As crianças do Pré-Escolar e do 1º Ciclo da Escola Básica Dr. Afonso Abrantes vão participar na formação de um Laço Azul Humano. A iniciativa irá também realizar-se no Jardim-Escola João de Deus. A iluminação da fachada do edifício dos Paços do Concelho com a cor azul, é outra das ações simbólicas que assinalam a data.
À semelhança de anos anteriores, a campanha conta com o envolvimento do Comércio Local, com os estabelecimentos a ostentarem laços azuis e cartazes com uma resenha da história humana que está por detrás deste símbolo, que passou a identificar a campanha de prevenção a nível mundial.
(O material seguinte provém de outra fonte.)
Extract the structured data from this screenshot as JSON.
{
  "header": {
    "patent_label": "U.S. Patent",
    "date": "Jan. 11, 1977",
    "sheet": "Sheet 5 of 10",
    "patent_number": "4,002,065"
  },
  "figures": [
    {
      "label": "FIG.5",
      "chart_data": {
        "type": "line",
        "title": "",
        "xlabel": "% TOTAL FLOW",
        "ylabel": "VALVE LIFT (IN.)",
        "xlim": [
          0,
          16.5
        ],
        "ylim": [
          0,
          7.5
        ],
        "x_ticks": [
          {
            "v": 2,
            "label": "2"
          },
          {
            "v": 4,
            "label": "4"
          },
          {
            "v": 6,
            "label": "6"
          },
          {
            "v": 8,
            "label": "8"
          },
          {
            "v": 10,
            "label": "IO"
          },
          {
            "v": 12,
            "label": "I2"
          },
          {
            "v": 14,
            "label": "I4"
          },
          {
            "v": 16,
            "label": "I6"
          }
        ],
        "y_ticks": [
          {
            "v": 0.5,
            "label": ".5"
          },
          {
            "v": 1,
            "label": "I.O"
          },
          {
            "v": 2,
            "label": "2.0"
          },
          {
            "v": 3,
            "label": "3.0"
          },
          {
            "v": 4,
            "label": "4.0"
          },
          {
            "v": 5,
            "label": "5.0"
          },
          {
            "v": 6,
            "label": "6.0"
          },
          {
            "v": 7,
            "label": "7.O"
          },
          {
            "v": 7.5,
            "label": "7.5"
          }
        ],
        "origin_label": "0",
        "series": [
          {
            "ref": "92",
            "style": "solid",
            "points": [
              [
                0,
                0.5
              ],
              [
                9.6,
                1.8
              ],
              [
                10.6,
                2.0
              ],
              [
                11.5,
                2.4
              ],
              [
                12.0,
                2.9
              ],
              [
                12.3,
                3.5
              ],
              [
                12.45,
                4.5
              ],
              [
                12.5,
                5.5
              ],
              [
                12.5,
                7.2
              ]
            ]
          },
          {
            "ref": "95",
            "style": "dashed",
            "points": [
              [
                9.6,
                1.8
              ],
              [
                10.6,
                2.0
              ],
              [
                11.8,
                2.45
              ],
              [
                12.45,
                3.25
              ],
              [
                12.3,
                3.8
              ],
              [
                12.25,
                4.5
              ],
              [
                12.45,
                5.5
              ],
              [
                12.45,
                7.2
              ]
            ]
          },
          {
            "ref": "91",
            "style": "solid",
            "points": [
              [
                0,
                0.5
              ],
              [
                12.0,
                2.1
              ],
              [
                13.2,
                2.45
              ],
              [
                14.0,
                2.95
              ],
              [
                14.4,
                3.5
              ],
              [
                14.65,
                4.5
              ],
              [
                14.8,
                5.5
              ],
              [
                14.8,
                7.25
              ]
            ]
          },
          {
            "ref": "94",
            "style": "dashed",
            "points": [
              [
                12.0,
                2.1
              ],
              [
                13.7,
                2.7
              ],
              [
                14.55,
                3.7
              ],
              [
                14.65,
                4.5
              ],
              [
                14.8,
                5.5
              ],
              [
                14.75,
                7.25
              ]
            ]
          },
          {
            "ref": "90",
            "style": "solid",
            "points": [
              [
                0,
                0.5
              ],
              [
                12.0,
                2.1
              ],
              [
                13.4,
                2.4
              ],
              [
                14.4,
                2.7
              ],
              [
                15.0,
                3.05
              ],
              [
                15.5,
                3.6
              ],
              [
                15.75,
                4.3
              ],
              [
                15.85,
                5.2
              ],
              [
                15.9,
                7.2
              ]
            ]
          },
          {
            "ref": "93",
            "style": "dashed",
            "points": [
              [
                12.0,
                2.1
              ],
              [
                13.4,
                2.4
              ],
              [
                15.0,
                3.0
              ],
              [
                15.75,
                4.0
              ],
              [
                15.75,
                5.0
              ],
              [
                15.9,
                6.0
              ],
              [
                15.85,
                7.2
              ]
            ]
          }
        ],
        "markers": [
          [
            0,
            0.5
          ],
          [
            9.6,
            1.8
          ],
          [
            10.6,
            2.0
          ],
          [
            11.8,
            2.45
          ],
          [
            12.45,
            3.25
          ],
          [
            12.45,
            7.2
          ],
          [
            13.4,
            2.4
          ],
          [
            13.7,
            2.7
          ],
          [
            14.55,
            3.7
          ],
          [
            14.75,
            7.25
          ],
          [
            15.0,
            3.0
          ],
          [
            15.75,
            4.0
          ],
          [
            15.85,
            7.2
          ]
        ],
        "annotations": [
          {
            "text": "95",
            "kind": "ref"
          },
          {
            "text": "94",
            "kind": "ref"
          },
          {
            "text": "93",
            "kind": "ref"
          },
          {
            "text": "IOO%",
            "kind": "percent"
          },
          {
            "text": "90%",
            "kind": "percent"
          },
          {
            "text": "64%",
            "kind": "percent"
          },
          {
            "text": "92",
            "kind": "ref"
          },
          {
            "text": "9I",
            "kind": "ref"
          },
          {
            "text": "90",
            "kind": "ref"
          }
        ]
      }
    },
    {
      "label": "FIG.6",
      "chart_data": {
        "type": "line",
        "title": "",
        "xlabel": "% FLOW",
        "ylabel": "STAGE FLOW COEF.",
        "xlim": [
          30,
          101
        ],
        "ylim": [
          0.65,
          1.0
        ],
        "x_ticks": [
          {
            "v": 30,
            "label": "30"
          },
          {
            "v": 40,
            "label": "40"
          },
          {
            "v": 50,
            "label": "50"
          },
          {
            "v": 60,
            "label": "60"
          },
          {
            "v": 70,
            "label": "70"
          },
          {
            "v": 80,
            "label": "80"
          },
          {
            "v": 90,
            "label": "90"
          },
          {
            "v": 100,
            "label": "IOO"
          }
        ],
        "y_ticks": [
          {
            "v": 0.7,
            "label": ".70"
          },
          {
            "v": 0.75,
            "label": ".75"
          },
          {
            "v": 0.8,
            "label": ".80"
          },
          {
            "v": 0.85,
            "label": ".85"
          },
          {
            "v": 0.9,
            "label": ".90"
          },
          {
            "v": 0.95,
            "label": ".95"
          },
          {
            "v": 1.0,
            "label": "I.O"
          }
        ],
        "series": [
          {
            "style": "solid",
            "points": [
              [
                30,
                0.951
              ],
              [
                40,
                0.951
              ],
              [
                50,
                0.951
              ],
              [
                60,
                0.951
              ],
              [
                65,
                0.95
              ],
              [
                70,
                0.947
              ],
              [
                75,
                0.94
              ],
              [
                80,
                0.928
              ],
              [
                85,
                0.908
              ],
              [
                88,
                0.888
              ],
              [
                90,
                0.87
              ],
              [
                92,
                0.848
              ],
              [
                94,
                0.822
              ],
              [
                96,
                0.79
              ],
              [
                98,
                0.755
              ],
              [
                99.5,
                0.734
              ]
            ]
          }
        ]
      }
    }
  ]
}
A Campanha ”Laço Azul” iniciou-se em 1989, na Virgínia, E.U.A. quando uma avó, Bonnie W. Finney, amarrou uma fita azul à antena do seu carro para fazer com que as pessoas se questionassem. A história que Bonnie Finney contou aos elementos da comunidade que a interpelaram foi trágica, contando os episódios de maus-tratos à sua neta. O seu neto já tinha sido morto por maus-tratos, de forma brutal.
O azul da fita refletia a cor das nódoas negras e dos corpos batidos dos seus dois netos, alvos de violência pela mãe e namorado, e servia como um lembrete constante na sua luta pela proteção das crianças contra os maus-tratos.
É preciso dizer que os maus - tratos físicos e psicológicos sobre as crianças provocam danos irreparáveis, com consequências nefastas no seu equilíbrio e desenvolvimento. A prevenção deve começar na família, prolongar-se na escola e constituir uma responsabilidade de toda a sociedade.
O Presidente da Câmara Municipal, Ricardo Pardal, refere que “nunca é demais relembrar a obrigação de proteger as crianças e os jovens e prevenir situações de maus tratos. Ser criança é ser feliz e todos nós temos a responsabilidade de assegurar que as crianças e os jovens cresçam num ambiente de segurança, tranquilidade, proteção e desenvolvimento harmonioso”.